Ciertas bacterias afectan al desarrollo cerebral, según investigaciones en ratones
“Sabemos que ciertas bacterias pueden hacer que un ratón engorde de manera más sencilla, por ejemplo, y que otras tienen un papel en el desarrollo cerebral de los ratones jóvenes”, explica Gilbert en un comunicado. “Queremos saber de dónde vienen estas bacterias y, ya que la gente pasa cada vez más tiempo bajo techo, queríamos mapear los microbios que viven en nuestros hogares y la probabilidad de que se establezcan con nosotros”, expone. “Son esenciales para entender nuestra salud en el siglo XXI”.
El equipo de Gilbert ha observado que los miembros de un núcleo familiar tienen muchas más bacterias en común entre ellos que con las personas de otros hogares. Sus manos tienen una población microscópica muy similar y sólo el interior de sus narices muestra un mundo de bacterias más personal, propio de cada individuo.
Transmisión de enfermedades
En las más de 1.500 muestras recogidas, los científicos han identificado cuatro millones de secuencias de ADN y unas 22.000 unidades taxonómicas operacionales, como se llama en la jerga a algo que puede ser una especie de bacteria, una subespecie u otra categoría de clasificación.

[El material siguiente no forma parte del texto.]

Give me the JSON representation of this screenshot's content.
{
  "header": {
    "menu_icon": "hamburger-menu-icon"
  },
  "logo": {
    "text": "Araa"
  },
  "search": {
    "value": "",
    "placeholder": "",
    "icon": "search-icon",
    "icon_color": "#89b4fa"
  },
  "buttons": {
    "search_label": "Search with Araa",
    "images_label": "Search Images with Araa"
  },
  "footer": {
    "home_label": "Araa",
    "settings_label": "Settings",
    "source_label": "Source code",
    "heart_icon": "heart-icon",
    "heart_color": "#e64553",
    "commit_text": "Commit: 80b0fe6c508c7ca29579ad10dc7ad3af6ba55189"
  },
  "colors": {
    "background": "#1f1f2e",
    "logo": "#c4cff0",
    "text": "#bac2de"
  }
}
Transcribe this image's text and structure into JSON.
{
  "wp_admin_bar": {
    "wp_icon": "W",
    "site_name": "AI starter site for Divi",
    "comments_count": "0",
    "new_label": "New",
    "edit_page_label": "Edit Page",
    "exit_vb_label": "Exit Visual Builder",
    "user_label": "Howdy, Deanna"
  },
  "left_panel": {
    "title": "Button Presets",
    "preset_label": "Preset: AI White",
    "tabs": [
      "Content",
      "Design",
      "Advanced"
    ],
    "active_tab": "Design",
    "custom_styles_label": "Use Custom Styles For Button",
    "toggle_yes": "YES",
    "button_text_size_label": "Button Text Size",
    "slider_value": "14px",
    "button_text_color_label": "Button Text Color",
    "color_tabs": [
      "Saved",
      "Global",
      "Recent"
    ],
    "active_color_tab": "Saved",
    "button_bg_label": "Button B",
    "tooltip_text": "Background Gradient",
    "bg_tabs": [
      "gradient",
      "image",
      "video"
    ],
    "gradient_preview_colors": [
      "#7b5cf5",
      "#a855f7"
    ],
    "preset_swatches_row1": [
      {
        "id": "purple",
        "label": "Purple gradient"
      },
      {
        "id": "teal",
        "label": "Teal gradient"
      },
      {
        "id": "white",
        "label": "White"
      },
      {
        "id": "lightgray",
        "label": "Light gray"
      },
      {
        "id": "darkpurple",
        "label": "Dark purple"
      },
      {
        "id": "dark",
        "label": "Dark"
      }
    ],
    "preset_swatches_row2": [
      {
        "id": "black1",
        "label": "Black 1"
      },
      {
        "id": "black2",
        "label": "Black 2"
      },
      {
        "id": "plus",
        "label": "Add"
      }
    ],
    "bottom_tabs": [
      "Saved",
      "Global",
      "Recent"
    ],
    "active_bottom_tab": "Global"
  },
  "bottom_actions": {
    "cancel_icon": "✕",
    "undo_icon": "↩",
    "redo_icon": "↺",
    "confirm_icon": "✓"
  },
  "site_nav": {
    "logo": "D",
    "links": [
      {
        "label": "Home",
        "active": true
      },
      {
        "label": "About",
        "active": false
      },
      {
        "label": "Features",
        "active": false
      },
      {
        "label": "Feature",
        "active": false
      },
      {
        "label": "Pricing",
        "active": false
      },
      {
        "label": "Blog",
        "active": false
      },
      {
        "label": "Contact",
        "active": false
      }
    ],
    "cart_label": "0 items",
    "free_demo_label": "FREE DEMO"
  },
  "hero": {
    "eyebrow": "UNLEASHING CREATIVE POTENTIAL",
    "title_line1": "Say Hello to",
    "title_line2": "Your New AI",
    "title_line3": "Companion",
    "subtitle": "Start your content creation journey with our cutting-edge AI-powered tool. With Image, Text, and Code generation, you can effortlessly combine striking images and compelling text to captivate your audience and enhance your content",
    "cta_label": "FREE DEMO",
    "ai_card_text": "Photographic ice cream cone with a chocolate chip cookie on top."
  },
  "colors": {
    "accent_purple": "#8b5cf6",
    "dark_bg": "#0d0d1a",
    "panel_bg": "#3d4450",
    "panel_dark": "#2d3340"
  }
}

Con una muestra de bacterias del suelo de una casa se puede averiguar a qué familia pertenece
En una de las familias, los investigadores siguieron el rastro de una cepa potencialmente patógena del género Enterobacter. Primero apareció en las manos de una persona, luego en la encimera de la cocina y luego en las manos de otra persona, mostrando una posible cadena de transmisión de enfermedades dentro del hogar.
El aura de bacterias característica de una familia podría, además, servir como herramienta forense, en opinión de Gilbert. Con una muestra sin identificar de microbios del suelo de una de las casas del estudio, “se podría predecir fácilmente a qué familia pertenece”.